Besides these critical points, here are some additional comments that could help to improve the quality of the manuscript:
- why exactly did the authors add two BCN groups per compounds and not just one?
- some typos are present throughout the manuscript: SPACC instead of SPAAC; issues with references (“Error! Reference source not found”); the definitions of the abbreviations are given in parentheses while it should be the opposite (e.g., dibenzoazooctyne (DBCO)).
- what do the authors mean by “isomers of both heptamers”? It is unclear at the present.
- why was the stability study conducted with 1a (the exo isomer) and not 2 (the endo isomer)? And why was the exo isomer employed for the formation of linker B?

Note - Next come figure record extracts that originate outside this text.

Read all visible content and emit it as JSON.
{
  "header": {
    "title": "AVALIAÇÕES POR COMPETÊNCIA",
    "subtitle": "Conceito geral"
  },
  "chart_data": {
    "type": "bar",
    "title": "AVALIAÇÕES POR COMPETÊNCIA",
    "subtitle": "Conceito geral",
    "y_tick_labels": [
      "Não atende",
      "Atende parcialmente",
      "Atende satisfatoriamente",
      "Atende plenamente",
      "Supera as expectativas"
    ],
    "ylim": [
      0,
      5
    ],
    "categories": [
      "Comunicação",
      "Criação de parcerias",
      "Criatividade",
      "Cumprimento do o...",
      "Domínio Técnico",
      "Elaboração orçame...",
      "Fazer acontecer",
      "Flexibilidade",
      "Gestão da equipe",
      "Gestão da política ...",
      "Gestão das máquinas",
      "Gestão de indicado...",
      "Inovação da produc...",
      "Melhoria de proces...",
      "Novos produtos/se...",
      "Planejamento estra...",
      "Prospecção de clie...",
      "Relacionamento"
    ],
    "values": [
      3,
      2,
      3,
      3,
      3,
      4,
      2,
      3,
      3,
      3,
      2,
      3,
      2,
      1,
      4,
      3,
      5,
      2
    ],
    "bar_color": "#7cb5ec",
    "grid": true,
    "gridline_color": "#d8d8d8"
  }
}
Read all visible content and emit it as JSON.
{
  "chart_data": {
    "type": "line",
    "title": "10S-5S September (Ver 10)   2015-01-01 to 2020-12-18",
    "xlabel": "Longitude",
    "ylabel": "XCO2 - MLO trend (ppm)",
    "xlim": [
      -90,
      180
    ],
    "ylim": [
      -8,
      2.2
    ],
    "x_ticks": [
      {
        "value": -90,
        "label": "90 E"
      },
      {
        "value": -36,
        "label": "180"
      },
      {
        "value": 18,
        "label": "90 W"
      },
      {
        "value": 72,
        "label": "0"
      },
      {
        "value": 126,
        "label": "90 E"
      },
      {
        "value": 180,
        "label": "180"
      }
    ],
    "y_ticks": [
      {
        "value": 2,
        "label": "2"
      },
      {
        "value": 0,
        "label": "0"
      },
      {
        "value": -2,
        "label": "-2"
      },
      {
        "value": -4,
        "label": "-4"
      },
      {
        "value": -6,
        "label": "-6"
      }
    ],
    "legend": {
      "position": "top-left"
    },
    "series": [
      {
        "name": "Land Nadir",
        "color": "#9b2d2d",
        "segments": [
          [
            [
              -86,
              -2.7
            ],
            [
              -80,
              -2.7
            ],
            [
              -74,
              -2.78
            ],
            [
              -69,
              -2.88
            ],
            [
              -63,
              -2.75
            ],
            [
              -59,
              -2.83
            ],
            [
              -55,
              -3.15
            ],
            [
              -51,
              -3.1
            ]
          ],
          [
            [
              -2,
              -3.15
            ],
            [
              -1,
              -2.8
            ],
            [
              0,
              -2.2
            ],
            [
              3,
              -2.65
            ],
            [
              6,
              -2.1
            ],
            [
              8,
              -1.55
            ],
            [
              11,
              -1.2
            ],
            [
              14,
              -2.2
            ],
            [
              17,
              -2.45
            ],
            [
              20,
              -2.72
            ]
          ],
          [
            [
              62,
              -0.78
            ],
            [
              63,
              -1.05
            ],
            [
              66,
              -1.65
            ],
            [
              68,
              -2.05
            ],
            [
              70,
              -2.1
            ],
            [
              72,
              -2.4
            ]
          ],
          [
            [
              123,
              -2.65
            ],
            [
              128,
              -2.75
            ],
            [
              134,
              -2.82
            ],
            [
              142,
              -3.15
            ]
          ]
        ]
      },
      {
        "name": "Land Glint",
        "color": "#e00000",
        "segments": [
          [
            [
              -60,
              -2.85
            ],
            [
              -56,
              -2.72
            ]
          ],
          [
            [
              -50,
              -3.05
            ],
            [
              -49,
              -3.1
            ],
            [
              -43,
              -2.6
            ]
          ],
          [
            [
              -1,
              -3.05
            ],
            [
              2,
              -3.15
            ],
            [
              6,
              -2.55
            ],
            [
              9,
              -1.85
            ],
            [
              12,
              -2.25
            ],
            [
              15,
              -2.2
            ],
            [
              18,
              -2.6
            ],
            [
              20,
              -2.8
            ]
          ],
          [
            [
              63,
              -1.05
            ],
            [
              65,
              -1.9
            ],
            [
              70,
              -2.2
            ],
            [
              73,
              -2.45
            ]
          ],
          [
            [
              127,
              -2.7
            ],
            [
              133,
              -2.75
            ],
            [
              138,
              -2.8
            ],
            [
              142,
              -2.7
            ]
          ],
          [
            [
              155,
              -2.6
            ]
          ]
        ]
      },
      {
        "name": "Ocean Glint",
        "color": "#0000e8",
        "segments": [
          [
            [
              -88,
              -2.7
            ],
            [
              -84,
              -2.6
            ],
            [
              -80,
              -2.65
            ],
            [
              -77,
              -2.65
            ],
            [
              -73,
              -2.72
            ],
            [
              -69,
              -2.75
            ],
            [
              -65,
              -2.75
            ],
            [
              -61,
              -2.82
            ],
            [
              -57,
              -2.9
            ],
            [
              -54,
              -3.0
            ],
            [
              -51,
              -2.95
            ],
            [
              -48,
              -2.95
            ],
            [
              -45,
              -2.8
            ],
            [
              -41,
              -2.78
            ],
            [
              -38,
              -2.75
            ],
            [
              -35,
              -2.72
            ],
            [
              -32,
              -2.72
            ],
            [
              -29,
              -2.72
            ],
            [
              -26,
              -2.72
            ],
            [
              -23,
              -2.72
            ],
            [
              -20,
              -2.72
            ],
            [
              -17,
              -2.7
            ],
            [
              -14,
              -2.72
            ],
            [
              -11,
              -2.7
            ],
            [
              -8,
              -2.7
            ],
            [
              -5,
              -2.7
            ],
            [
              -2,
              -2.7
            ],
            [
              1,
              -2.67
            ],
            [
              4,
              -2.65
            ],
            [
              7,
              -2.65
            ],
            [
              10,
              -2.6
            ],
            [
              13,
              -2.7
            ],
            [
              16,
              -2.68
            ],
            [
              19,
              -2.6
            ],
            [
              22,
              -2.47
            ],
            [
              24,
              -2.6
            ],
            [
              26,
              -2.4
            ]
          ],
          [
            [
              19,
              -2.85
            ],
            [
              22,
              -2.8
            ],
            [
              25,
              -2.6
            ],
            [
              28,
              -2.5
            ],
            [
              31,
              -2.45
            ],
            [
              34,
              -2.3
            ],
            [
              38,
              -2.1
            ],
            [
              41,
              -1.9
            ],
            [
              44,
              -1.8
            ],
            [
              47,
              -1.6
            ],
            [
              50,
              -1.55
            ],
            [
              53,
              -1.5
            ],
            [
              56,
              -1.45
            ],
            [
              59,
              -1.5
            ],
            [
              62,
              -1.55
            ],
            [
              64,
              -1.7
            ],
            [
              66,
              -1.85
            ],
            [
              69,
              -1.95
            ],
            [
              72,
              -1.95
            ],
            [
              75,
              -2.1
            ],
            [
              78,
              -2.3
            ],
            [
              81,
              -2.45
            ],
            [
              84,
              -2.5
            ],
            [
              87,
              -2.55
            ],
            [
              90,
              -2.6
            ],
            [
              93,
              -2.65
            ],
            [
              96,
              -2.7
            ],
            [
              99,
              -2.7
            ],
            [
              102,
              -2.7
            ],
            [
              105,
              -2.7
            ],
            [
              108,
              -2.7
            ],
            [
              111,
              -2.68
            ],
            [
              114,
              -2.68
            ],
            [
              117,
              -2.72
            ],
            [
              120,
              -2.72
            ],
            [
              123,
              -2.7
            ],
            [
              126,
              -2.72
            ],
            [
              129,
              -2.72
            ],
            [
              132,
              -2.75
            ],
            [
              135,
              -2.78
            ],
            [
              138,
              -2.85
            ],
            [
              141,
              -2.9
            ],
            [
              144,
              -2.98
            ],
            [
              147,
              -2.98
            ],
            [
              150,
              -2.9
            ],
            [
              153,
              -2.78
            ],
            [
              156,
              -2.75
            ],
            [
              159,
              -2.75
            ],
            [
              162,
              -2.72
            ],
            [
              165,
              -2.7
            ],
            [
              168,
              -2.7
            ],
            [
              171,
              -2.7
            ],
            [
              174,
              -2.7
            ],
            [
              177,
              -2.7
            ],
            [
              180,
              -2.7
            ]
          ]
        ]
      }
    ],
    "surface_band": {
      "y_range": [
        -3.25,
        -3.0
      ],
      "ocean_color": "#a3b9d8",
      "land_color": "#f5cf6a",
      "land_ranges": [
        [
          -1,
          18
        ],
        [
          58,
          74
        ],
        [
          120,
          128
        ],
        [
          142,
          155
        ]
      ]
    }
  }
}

- when the authors mention that BCN carbamates are more stable than O-alkylated derivatives, to what type of stability do they refer to?
- I am not sure to understand how DBCO can form “diastereomeric adducts”: can the authors clarify this statement?

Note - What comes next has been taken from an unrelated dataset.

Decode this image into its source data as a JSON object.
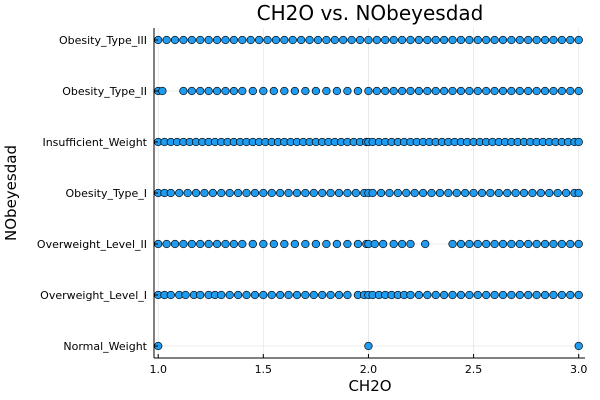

- the authors claim in their conclusion that sequential conjugation of azide is possible but this statement seems not to be supported by experimental evidences; can the authors bring evidence for this sequential conjugation?
In conclusion, this work could be published in the journal RSC Advances but only after substantial modifications.

This revised version of the manuscript submitted by Karalé and co-authors allows a better understanding of their work and its utility. While several of my comments have been addressed, I still find the scope of the work to be quite narrow (comment #1 from my previous review, which has not been really addressed in my opinion) and that the SI could be clearer and benefit from more information (e.g., how do the authors manage to determine a concentration in mg/mL in Fig 2 without resorting to calibration curves; better description of what the arrows correspond to on the chromatograms; analytical data missing for linkers A and B). Finally, the CH-CH2-O bond connecting the BCN ring to the carbamate's alcohol needs to be redrawn -- it is currently a straight line, it needs to be bent.